If you believe that, I bet you also believed in the tooth fairy, in the Australian government when it said it would only use the tax file number for tax, in Julia Gillard when she said she wouldn't increase the Medicare levy and in John Howard when he said he wouldn't introduce a GST in the first place. Things change. The GST hasn't, yet. But it was designed to.
Think about the agony that went into building it. More than a million Australian businesses were forced to become tax collectors. They are made to complete business activity statements, to install special computer codes on their cash registers and to hang on to money destined for the Tax Office they would rather spend. A University of NSW study finds it the most expensive of the taxes for businesses to collect, costing each business an average of $12,000 a year.

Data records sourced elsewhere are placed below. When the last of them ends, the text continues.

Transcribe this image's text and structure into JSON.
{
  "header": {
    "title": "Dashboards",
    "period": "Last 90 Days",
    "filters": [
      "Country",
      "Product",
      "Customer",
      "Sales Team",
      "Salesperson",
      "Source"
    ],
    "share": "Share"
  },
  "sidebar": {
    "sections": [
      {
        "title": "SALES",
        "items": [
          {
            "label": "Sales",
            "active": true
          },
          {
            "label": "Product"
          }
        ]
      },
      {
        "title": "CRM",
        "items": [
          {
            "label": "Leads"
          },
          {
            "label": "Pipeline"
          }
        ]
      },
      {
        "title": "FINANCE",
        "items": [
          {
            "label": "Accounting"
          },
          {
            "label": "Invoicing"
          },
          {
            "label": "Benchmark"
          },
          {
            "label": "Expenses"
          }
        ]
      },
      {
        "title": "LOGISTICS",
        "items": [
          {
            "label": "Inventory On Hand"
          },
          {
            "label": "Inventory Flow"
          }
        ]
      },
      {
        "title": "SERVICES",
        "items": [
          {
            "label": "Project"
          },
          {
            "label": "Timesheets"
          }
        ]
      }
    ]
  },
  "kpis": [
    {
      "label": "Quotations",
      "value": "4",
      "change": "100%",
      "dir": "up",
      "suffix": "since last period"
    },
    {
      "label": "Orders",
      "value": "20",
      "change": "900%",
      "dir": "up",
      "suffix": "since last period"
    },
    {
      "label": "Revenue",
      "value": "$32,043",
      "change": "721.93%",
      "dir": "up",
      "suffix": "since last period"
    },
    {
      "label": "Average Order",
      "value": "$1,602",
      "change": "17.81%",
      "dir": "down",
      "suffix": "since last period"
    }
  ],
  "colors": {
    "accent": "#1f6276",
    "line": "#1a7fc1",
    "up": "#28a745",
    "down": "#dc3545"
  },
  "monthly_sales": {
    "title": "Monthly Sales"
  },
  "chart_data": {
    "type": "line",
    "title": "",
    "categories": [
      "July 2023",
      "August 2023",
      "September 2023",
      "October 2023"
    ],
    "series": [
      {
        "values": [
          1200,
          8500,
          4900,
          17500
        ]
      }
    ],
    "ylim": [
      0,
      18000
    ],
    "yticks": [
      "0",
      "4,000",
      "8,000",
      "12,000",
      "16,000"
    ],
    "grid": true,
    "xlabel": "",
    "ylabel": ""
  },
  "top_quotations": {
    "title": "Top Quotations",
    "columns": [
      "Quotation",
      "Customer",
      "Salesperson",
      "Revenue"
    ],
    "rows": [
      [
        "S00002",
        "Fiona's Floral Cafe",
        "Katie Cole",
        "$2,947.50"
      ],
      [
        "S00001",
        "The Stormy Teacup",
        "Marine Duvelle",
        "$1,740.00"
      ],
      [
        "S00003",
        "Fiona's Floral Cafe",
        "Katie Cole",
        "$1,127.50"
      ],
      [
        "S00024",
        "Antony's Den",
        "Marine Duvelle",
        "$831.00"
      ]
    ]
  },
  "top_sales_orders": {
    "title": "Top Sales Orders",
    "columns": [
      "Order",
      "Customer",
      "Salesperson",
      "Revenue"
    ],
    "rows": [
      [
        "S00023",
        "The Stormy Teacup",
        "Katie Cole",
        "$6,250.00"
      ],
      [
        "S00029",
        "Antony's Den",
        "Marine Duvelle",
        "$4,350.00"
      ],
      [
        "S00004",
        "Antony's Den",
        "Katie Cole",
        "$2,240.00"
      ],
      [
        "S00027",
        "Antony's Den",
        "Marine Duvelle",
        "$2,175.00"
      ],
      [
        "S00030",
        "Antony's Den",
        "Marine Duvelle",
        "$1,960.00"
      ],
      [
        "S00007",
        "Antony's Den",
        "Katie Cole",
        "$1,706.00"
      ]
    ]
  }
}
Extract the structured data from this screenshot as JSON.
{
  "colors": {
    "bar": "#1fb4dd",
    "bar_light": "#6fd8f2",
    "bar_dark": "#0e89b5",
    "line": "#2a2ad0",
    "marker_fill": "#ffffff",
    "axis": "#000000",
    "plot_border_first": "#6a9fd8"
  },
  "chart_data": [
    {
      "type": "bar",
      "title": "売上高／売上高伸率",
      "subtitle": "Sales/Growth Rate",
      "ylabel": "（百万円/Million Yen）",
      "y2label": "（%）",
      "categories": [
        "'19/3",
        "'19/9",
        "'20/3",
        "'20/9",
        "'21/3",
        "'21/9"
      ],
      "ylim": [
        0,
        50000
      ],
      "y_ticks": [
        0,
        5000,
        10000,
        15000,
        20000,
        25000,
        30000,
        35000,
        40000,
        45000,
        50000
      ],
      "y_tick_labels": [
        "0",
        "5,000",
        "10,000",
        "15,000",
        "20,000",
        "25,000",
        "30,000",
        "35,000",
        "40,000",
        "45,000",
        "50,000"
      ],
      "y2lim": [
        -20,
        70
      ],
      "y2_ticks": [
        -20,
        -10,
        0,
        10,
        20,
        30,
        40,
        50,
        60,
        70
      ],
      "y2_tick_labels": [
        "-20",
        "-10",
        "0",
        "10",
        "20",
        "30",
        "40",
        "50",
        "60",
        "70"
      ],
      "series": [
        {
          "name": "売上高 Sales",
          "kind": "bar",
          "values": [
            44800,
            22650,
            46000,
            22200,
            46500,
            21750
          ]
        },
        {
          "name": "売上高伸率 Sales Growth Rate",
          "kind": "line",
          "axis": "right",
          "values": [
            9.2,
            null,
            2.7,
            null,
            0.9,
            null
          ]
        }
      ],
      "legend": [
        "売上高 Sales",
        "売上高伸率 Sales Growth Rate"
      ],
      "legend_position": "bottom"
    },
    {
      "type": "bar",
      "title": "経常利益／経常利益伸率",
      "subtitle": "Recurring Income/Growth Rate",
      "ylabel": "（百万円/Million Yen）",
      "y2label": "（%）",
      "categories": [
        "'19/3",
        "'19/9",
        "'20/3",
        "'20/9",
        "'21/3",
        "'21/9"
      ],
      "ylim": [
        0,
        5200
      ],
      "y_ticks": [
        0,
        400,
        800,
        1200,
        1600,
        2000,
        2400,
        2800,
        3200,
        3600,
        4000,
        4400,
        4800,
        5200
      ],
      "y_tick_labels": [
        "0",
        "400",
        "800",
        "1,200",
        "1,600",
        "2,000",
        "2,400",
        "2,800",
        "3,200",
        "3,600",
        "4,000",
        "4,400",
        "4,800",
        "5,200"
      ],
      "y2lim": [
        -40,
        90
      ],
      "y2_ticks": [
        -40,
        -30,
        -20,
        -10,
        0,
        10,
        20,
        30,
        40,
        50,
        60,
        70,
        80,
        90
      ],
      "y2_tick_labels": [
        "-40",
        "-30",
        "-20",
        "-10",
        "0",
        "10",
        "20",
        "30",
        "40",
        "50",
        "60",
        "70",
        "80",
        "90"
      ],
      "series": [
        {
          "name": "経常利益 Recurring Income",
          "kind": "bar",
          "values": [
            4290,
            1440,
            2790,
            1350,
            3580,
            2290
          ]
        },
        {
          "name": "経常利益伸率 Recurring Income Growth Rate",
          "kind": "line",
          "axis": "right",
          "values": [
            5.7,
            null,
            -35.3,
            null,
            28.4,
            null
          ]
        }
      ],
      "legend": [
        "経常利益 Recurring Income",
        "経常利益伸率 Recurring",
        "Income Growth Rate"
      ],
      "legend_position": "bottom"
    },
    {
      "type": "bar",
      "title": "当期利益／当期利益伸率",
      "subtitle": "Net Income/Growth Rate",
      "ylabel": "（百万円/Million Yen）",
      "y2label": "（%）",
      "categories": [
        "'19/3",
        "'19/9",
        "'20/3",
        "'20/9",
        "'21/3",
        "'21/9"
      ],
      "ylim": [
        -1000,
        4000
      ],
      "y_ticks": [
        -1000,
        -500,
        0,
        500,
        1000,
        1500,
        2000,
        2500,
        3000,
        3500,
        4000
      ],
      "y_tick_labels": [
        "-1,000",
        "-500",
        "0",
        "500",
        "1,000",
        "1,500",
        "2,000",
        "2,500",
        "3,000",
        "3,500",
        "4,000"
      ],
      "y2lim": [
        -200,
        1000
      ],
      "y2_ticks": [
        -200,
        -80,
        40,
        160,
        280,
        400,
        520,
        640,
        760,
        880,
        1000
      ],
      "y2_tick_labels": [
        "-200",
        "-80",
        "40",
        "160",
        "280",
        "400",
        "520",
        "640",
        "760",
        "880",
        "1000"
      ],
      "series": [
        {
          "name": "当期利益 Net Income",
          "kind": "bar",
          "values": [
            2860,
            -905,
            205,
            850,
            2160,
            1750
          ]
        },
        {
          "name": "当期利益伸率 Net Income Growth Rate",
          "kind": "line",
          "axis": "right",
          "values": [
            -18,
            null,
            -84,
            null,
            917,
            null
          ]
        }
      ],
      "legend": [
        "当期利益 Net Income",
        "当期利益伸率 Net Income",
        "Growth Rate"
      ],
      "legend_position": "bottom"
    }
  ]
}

But now that it is in place, the extra cost of raising it is next to nothing. All that's needed is a small change to the line of computer code in each cash register. The real work has already been done.
Imagine a building constructed with super strong supports in the expectation that one day an extra storey will be placed on top. The building is ready and one day the extra storey most probably will be placed on top because it's a very cheap way of getting extra space.
The Treasury has ranked Australia's 12 most important taxes in terms of the trouble that would be caused by increasing each one a little more. The most trouble are mining royalties, insurance taxes, payroll taxes and company tax. About the easiest, right at the cheap end, is the GST. It is already in place and by international standards it is low.
New Zealand lifted its GST from 10 per cent to 12.5 per cent and then to 15 per cent. Introducing it was difficult. Lifting it was easy. Britain began with 10 per cent and now has 20 per cent. Germany has 19 per cent, France 19.6 per cent. China has 17 per cent.
Taxes are always at their most unpopular before they are introduced. Remember the fringe benefits tax, the capital gains tax, the carbon tax? Each was talked about in apocalyptic terms before it was introduced. Afterwards, each is, if not popular, certainly little remarked upon.
Labor's Kim Beazley looked silly when he continued to promise to roll back the goods and services tax. Tony Abbott looks just as silly continuing to pledge to roll back the carbon tax. Experts have a saying: ''An old tax is a good tax.'' That's why our GST will inevitably be lifted. It is old, it is relatively low, and we will need more.
And it does little damage. Boosting income tax at the present rates would discourage people from working, especially mothers already facing big costs returning to work.
Boosting company tax would frighten away some of the foreign investment we will need as the mining boom winds down. But boosting our present rate of goods and services tax would do little to dent spending. That's what the overseas experience suggests.
It would unfairly disadvantage low-income Australians. They spend almost all of their incomes on goods and services. High-income Australians escape some of the tax by spending overseas and saving for retirement. But compensating low earners isn't difficult. We did it most recently with the carbon tax.
The GST takes in $50 billion a year. Boosting it to 12.5 per cent would take in an extra $12.5 billion (less after compensation). Boosting it to 15 per cent would take in an extra $25 billion. It is money we will need. Health and aged care costs are set to more than double as a proportion of gross domestic product over the next four decades. No one seriously suggests not paying those costs.
And we are rich enough. The question is, what is the least-damaging way of raising more tax? At times Tony Abbott and Joe Hockey have put forward another (apparently less painful) solution - cutting government waste. But it is not clear there is enough waste to cut. The budget papers show the government spends no more of Australia's national income than it did 10 years ago.
Treasury boss Martin Parkinson put it starkly this week. He said we would need to either pay more tax to government or expect less from the government. The GST is about the best means of paying more.